Image, Range, and Matrix of a Linear Transformation

[SiddharthThakur]

Question
Consider the linear transformation T(x1,x2,x3)= (2*x1 -2*x2- 4*x3 ,x1+2*x2+x3)
(a) Find the image of (3, -2, 2) under T.
(b) Does the vector (5, 3) belong to the range of T?
(c) Determine the matrix of the transformation.
(d) Is the transformation T onto? Justify your answer
(e) Is the transformation one-to one? Justify your answerPlease see the attachement.it will be more clear to you.

 

[Jameson]

Thread closed until issue of helping with a graded assignment addressed. Please send me a PM or reply to the other thread SiddharthThakur. This is not to embarrass you, it's just MHB policy. Let's talk about this so we can help you as much as possible.

 

[Jameson]

Question
Consider the linear transformation T(x1,x2,x3)= (2*x1 -2*x2- 4*x3 ,x1+2*x2+x3)
(a) Find the image of (3, -2, 2) under T.
(b) Does the vector (5, 3) belong to the range of T?
(c) Determine the matrix of the transformation.
(d) Is the transformation T onto? Justify your answer
(e) Is the transformation one-to one? Justify your answerPlease see the attachement.it will be more clear to you.

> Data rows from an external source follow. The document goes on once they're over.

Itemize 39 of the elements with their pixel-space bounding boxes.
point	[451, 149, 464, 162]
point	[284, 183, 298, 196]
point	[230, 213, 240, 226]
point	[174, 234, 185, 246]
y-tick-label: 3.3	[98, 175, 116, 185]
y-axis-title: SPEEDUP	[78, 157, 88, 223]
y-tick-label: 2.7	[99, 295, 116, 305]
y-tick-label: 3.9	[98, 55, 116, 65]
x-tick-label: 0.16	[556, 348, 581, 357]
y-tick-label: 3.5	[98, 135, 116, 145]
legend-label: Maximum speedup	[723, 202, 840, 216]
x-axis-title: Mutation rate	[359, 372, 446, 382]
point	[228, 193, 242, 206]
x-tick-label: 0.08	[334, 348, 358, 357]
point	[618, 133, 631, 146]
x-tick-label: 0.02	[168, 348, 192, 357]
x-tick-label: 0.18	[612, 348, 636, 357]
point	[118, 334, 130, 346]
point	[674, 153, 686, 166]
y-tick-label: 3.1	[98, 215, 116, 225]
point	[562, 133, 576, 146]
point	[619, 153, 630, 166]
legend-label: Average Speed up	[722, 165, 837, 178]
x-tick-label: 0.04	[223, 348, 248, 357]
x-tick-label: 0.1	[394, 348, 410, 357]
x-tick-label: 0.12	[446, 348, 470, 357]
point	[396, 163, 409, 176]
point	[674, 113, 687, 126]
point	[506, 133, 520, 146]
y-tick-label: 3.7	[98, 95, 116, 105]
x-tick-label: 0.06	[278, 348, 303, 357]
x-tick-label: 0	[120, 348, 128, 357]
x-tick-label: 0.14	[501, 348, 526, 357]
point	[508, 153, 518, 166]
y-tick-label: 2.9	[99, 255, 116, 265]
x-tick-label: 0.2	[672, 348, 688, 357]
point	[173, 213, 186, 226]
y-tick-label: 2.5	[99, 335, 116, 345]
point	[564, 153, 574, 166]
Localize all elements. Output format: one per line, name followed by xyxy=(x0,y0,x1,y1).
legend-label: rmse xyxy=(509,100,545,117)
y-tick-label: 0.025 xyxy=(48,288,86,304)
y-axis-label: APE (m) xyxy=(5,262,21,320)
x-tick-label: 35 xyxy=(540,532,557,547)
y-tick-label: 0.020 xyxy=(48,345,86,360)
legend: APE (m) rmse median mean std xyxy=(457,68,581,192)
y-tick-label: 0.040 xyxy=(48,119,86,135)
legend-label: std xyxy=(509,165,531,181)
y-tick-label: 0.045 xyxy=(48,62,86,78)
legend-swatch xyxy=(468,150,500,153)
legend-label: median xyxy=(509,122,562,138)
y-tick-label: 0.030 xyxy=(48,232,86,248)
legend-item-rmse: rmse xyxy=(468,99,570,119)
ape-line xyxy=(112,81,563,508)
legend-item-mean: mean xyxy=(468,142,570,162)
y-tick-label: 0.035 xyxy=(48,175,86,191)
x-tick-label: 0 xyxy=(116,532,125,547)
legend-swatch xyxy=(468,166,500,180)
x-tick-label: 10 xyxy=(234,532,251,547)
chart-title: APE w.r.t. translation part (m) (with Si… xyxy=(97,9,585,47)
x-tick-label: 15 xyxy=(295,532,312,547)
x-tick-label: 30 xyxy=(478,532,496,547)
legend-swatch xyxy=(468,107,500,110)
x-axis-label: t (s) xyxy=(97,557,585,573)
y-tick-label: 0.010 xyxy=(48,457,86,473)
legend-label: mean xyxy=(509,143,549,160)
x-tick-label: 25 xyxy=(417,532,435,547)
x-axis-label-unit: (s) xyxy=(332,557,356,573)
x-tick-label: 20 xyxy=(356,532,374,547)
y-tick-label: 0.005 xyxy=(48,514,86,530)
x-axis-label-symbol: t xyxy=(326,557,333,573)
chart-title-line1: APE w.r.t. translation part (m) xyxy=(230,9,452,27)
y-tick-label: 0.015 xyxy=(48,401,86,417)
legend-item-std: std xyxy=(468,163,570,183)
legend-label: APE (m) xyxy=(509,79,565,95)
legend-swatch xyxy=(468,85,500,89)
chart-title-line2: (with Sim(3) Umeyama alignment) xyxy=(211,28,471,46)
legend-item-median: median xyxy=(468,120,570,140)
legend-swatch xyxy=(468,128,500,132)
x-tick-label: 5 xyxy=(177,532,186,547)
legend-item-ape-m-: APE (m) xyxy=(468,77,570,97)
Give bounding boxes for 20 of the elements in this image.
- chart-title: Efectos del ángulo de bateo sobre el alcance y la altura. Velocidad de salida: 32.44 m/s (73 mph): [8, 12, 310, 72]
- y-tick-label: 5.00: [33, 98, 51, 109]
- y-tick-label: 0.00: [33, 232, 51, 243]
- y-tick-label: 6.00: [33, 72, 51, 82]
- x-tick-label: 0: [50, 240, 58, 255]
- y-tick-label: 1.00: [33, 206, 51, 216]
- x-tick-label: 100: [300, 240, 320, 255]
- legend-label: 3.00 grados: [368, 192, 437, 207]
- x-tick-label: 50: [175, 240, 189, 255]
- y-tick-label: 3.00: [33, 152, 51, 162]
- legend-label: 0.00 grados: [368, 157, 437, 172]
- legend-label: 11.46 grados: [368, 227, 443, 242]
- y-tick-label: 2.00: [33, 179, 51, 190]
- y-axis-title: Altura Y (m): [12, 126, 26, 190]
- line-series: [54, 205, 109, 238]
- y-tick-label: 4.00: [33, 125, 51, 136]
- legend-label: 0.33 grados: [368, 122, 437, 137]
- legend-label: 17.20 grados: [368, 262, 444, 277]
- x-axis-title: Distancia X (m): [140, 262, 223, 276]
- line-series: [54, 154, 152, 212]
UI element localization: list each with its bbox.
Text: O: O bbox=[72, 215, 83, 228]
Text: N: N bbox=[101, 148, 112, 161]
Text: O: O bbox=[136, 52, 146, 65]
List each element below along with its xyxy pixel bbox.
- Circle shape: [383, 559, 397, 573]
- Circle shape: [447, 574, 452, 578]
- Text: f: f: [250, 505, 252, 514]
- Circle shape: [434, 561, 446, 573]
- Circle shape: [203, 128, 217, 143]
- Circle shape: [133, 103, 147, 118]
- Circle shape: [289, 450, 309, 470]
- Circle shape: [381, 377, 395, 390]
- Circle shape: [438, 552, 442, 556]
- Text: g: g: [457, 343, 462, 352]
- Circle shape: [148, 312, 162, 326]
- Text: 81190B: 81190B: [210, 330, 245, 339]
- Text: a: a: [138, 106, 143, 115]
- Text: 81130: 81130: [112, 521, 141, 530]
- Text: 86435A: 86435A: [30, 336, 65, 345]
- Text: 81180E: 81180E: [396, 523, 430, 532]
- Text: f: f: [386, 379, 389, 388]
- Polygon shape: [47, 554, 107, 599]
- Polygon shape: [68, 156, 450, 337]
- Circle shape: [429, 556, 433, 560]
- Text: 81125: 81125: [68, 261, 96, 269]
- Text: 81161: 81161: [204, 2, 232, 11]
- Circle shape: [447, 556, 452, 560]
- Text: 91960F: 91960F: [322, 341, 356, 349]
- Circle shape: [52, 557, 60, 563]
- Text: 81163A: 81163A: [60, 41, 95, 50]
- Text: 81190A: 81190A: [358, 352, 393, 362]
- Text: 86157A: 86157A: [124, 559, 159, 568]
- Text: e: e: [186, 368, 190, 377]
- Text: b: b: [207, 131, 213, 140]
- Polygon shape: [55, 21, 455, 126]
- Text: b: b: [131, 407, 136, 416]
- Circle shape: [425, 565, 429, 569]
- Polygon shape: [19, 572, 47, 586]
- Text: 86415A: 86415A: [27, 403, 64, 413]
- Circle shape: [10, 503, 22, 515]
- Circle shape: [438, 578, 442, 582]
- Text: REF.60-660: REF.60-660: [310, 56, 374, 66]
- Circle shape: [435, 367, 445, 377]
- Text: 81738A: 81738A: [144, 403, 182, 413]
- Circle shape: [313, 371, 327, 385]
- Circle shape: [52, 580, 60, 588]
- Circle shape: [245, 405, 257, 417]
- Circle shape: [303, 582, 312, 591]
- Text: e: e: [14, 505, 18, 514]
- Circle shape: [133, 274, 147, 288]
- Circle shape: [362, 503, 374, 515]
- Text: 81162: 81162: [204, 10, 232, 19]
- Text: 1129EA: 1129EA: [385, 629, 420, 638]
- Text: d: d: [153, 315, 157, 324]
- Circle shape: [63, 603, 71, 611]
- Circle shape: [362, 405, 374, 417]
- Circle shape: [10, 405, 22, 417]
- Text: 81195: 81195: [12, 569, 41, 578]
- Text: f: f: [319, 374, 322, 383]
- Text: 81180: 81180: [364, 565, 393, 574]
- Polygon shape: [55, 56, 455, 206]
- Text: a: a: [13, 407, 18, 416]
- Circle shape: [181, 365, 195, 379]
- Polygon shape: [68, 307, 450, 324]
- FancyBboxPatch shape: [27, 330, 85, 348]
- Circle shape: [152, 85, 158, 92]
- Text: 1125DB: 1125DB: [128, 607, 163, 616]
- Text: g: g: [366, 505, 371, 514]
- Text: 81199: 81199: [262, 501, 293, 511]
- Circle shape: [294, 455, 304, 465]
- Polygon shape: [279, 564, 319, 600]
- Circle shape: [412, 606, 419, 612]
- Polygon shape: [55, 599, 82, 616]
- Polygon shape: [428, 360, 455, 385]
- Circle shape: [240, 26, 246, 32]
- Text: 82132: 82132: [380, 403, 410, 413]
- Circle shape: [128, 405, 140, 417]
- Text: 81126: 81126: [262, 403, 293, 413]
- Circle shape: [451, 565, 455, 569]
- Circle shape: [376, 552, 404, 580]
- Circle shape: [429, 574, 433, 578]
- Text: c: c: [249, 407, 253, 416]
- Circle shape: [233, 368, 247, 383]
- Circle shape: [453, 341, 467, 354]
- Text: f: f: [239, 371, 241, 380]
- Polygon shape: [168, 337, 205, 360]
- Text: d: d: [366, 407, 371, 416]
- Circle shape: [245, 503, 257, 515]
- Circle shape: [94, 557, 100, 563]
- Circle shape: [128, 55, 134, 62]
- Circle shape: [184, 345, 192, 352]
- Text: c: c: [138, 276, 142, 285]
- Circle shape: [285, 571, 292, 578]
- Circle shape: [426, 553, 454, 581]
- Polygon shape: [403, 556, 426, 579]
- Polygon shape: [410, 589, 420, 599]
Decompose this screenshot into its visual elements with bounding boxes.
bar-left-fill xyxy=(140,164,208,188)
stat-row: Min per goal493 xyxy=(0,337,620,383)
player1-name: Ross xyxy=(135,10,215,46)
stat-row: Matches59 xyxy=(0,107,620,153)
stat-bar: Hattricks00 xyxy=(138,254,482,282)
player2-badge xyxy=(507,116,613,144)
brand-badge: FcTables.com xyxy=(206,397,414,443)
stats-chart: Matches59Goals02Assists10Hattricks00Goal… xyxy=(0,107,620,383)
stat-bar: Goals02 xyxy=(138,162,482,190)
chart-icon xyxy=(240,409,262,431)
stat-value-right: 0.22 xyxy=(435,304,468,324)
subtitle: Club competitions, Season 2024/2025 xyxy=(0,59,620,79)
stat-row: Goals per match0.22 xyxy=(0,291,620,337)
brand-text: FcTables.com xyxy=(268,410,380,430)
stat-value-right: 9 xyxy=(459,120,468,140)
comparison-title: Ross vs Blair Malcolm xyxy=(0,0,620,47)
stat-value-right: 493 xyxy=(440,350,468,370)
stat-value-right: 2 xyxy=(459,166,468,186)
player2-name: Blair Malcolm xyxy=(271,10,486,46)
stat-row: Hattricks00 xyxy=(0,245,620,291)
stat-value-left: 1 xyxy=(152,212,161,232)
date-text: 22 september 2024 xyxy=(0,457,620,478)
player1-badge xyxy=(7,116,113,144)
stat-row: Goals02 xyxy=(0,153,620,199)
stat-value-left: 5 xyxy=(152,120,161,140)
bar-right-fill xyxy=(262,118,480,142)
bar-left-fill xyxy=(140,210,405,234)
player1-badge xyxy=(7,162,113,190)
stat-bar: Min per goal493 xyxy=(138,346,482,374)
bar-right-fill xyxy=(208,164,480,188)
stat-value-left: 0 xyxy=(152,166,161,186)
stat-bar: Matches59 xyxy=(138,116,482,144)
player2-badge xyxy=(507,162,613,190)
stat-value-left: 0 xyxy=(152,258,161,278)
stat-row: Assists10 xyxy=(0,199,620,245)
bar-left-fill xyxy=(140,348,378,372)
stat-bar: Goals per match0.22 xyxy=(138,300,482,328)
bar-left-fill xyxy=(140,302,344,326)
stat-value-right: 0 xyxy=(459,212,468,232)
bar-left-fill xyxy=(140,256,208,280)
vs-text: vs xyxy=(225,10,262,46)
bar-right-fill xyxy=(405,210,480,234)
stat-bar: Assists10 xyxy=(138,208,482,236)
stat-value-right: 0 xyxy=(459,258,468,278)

(a) The image of $(3, -2, 2)$ here is simply plugging in $x_1=3$, $x_2=-2$ and $x_3=2$ into the expression you are given.

(b) You want to solve $$A \hspace{1 mm} \vec{x} = \left[ \begin{array}{c}5 \\ 3 \end{array}\right]$$. You can do that by the following method.

$$\left[ \begin{array}{ccc} 2 & -2 & 4\\ 1 & 2 & 3 \end{array}\right] \left[ \begin{array}{c}x_1 \\ x_2 \\ x_3 \end{array}\right] = \left[ \begin{array}{c}5 \\ 3 \end{array}\right]$$

Change that to an augmented matrix and solve.

 

[Jameson]

Question
Consider the linear transformation T(x1,x2,x3)= (2*x1 -2*x2- 4*x3 ,x1+2*x2+x3)
(a) Find the image of (3, -2, 2) under T.
(b) Does the vector (5, 3) belong to the range of T?
(c) Determine the matrix of the transformation.
(d) Is the transformation T onto? Justify your answer
(e) Is the transformation one-to one? Justify your answer

Since the deadline for the assignment in question has passed, I will make some more comments on solving the problem so others can use the information in the future.

(а) $Т(3,-2,2)=(2(3)-2(-2)-4(2), 3+2(-2)+2)=(2,1)$

(b) To answer this we can start by answering part (c). The transformation matrix of $T$ is $\left[ \begin{array}{ccc} 2 & -2 & 4\\ 1 & 2 & 3 \end{array}\right]$ To find if the vector $[5,3]$ is in the range of $T$ we can solve the following matrix equation:

$$ \left[ \begin{array}{ccc} 2 & -2 & -4\\ 1 & 2 & 3 \end{array}\right] \left[ \begin{array}{c}x_1 \\ x_2 \\ x_3 \end{array}\right] = \left[ \begin{array}{c}5 \\ 3 \end{array}\right]$$

I will leave the computation to the reader, but if you row-reduce the augmented matrix from the above equation then you'll find that the the system is consistent, thus there exists a solution and the vector $[5,3]$ is in the range of $T$.

(c) Answered above.

(d) The transformation matrix is composed of 3 column vectors in $\mathbb{R}^2$ and after noticing that there are two of them which are linearly independent it follows that $T$ is in fact onto $\mathbb{R}^2$. This can also be shown by using the fact that there is a pivot position in every row.

(e) We have three column vectors in $\mathbb{R}^2$, so at least one of them must be a linear combination of the other two so $T$ isn't one-to-one. We can see this fact when row-reducing the augmented matrix for part (b). The solution contains a free variable which means that there is more than one solution, which doesn't fit the definition of being one-to-one. Two ways to check this in general is the columns of the transformation matrix must be linearly independent and when row-reducing the augmented matrix to solve for any $\vec{b}$, there can't be any free variables.